In preparing this MD&A and the information contained herein, management considers the likelihood that a reasonable investor would be 
influenced to buy or not buy, or to sell or hold securities of the Company if such information were omitted or misstated. This concept of 
materiality is consistent with the notion of materiality applied to financial statements and contained in IFRS.

RECENT ACCOUNTING PRONOUNCEMENTS

Accounting Standards Implemented in 2019
The Company has adopted the new IFRS accounting standards listed below as at January 1, 2019, in accordance with the transitional 
provisions outlined in the respective standard. 

IFRS 16, Leases (“IFRS 16”)
In January 2016, the IASB issued IFRS 16, which replaces IAS 17, IFRIC 4, Determines whether an Arrangement contains a Lease, SIC-15, 
Operating Leases-Incentives and SIC-27, Evaluating the Substance of Transactions Involving the Legal Form of a Lease. IFRS 16 sets out the 
principles for the recognition, measurement, presentation and disclosure of leases and requires lessees to account for all leases under a single 
on-balance sheet model similar to the accounting for finance leases under IAS 17. 

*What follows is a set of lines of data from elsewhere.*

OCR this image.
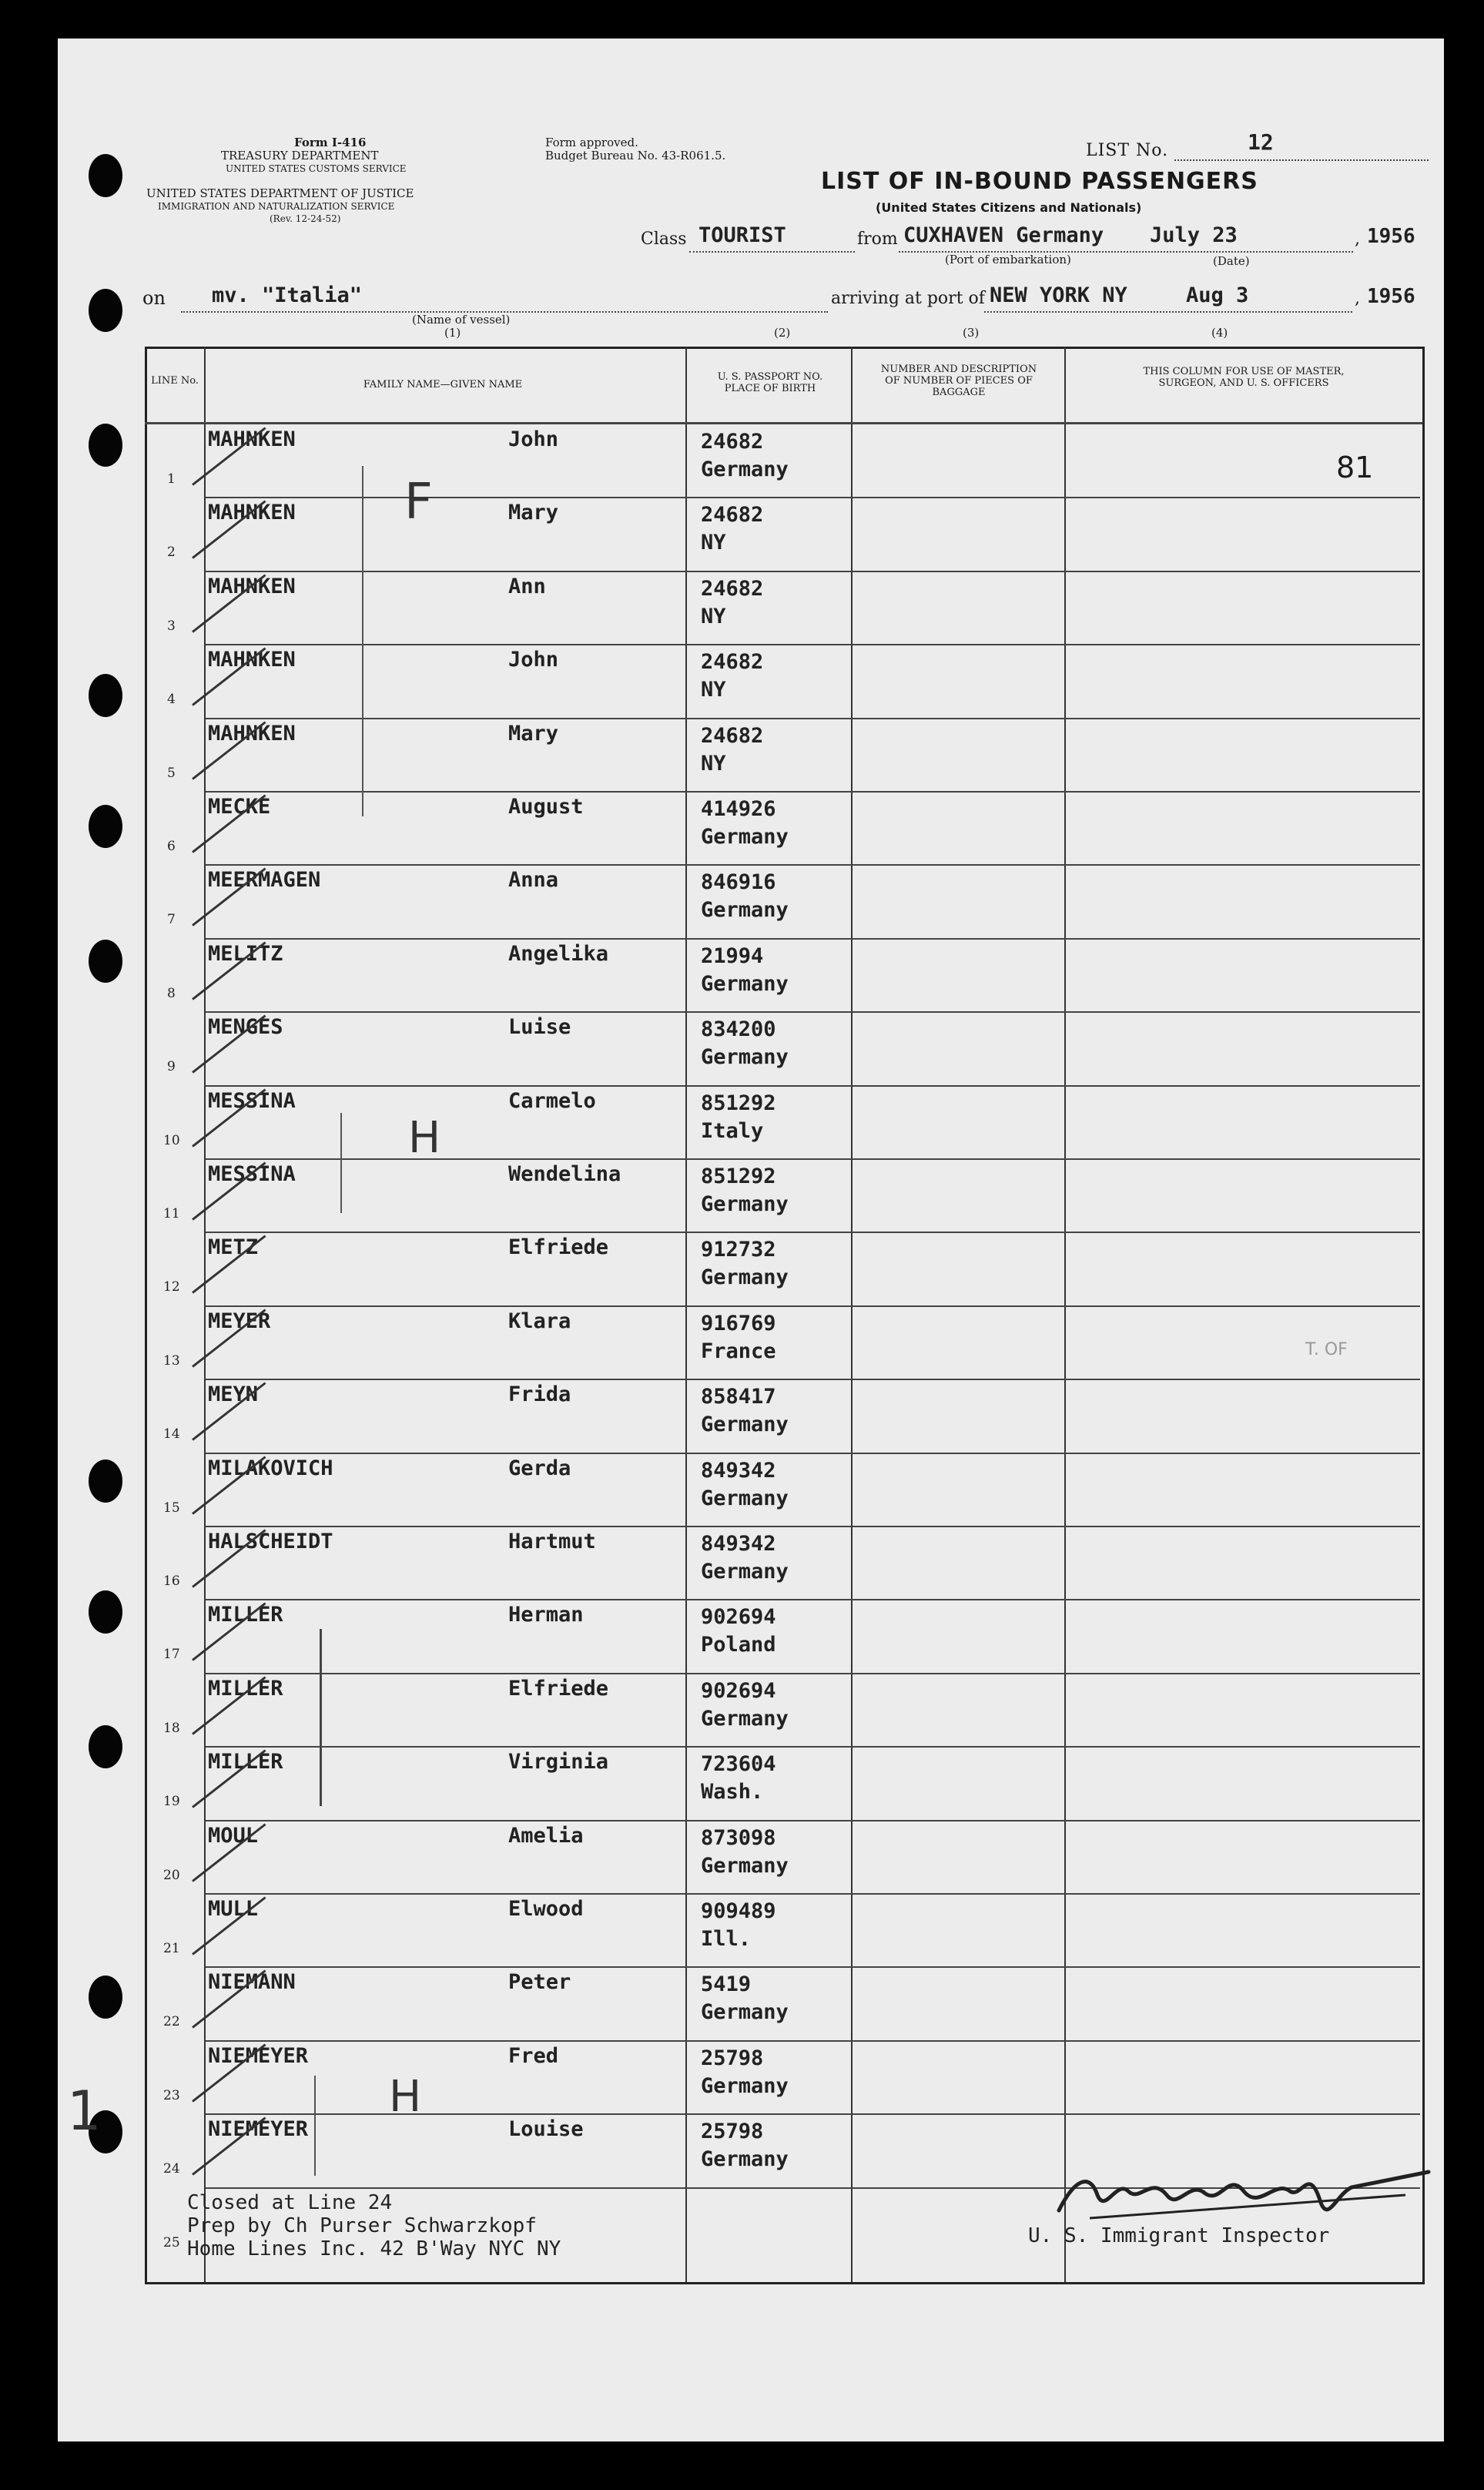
Form I-416
TREASURY DEPARTMENT
UNITED STATES CUSTOMS SERVICE
UNITED STATES DEPARTMENT OF JUSTICE
IMMIGRATION AND NATURALIZATION SERVICE
(Rev. 12-24-52)
Form approved.
Budget Bureau No. 43-R061.5.	LIST No.	12
LIST OF IN-BOUND PASSENGERS
(United States Citizens and Nationals)
Class TOURIST	from CUXHAVEN Germany July 23	, 1956
(Port of embarkation)	(Date)
on mv. "Italia"	arriving at port of NEW YORK NY	Aug 3	, 1956
(Name of vessel)
(1)	(2)	(3)	(4)
81
LINE No.	FAMILY NAME—GIVEN NAME
U. S. PASSPORT NO. PLACE OF BIRTH
NUMBER AND DESCRIPTION OF NUMBER OF PIECES OF BAGGAGE
THIS COLUMN FOR USE OF MASTER, SURGEON, AND U. S. OFFICERS
1
MAHNKEN	John	24682
Germany
2
MAHNKEN	Mary	24682
NY
3
MAHNKEN	Ann	24682
NY
4
MAHNKEN	John	24682
NY
5
MAHNKEN	Mary	24682
NY
6
MECKE	August	414926
Germany
7
MEERMAGEN	Anna	846916
Germany
8
MELITZ	Angelika	21994
Germany
9
MENGES	Luise	834200
Germany
10
MESSINA	Carmelo	851292
Italy
11
MESSINA	Wendelina	851292
Germany
12
METZ	Elfriede	912732
Germany
13
MEYER	Klara	916769
France
14
MEYN	Frida	858417
Germany
15
MILAKOVICH	Gerda	849342
Germany
16
HALSCHEIDT	Hartmut	849342
Germany
17
MILLER	Herman	902694
Poland
18
MILLER	Elfriede	902694
Germany
19
MILLER	Virginia	723604
Wash.
20
MOUL	Amelia	873098
Germany
21
MULL	Elwood	909489
Ill.
22
NIEMANN	Peter	5419
Germany
23
NIEMEYER	Fred	25798
Germany
24
NIEMEYER	Louise	25798
Germany
25
F
H
H
1
T. OF
Closed at Line 24
Prep by Ch Purser Schwarzkopf
Home Lines Inc. 42 B'Way NYC NY
U. S. Immigrant Inspector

As the Company has significant contractual obligations in the form of real estate operating leases, the Company applied IFRS 16 using the 
modified retrospective approach. The comparatives for the 2018 financial reporting period are not restated as permitted under the transition 
provisions in the standard.

At the commencement date of a lease, a lessee will recognize a liability to make lease payments (i.e., the lease liability) and an asset 
representing the right to use the underlying asset during the lease term (i.e., the right-of-use asset). Lessees will be required to separately 
recognize the interest expense on the lease liability and the depreciation expense on the right-of-use asset. The standard includes two 
recognition exemptions for lessees – leases of ‘low-value’ assets (e.g., laptop computers) and short-term leases (i.e., leases with a lease term  
of 12 months or less). The Company has applied these exemptions where applicable.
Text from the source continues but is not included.